The desirability of his aim – slashing the Greek budget deficit from over 12 per cent of gross domestic product to less than 3 per cent – is clear. The problem is getting there. Since 1981, the Greek budget deficit
has only been that low once, in 2006. True, over the previous decade the deficit did shrink from a ruinous 15 per cent of GDP to within a whisker of 3 per cent. But that took more than nine years. Mr Papandreou now proposes tightening almost as much and in half the time. Increasing public sector pay and taxing bankers’ bonuses will not get him there.This does not make Greece a Lehman-in-waiting, however. When Lehman went into bankruptcy protection, it owed more than $600bn; Greek sovereign debt currently totals about $250bn. Most importantly, top European Union officials have said that Brussels would help euro-member governments in trouble. Those statements have not been retracted.
But EU solidarity does not represent a blanket guarantee.
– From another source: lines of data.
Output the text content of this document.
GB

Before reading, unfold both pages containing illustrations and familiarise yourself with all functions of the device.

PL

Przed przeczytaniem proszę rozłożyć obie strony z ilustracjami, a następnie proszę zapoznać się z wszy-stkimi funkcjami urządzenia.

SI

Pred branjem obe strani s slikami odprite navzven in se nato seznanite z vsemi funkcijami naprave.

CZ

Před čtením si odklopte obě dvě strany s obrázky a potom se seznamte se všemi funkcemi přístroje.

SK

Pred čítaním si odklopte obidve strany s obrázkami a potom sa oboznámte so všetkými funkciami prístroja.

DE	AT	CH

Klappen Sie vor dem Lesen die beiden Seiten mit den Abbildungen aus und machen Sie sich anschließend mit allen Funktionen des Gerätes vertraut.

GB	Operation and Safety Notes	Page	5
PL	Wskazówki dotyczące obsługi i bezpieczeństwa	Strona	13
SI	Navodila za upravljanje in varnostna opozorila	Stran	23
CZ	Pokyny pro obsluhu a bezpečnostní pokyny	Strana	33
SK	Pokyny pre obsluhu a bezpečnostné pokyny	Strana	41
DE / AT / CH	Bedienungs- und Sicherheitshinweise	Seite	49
If it did, Greek government bonds would trade in line with German Bunds. Nor would any help be an act of EU charity. Other eurozone members would rather see Greece’s problems contained than have them contaminate their markets – and so jack up their cost of funding.
The scale of any aid need not be prohibitive; Greece accounts for less than 3 per cent of the eurozone economy. There is also a precedent. Hungary, Latvia and Romania have all won EU and International Monetary Fund backing, albeit with tough conditions attached. In short, the risk of a default remains remote, although Greece will have to take pain, either now or later.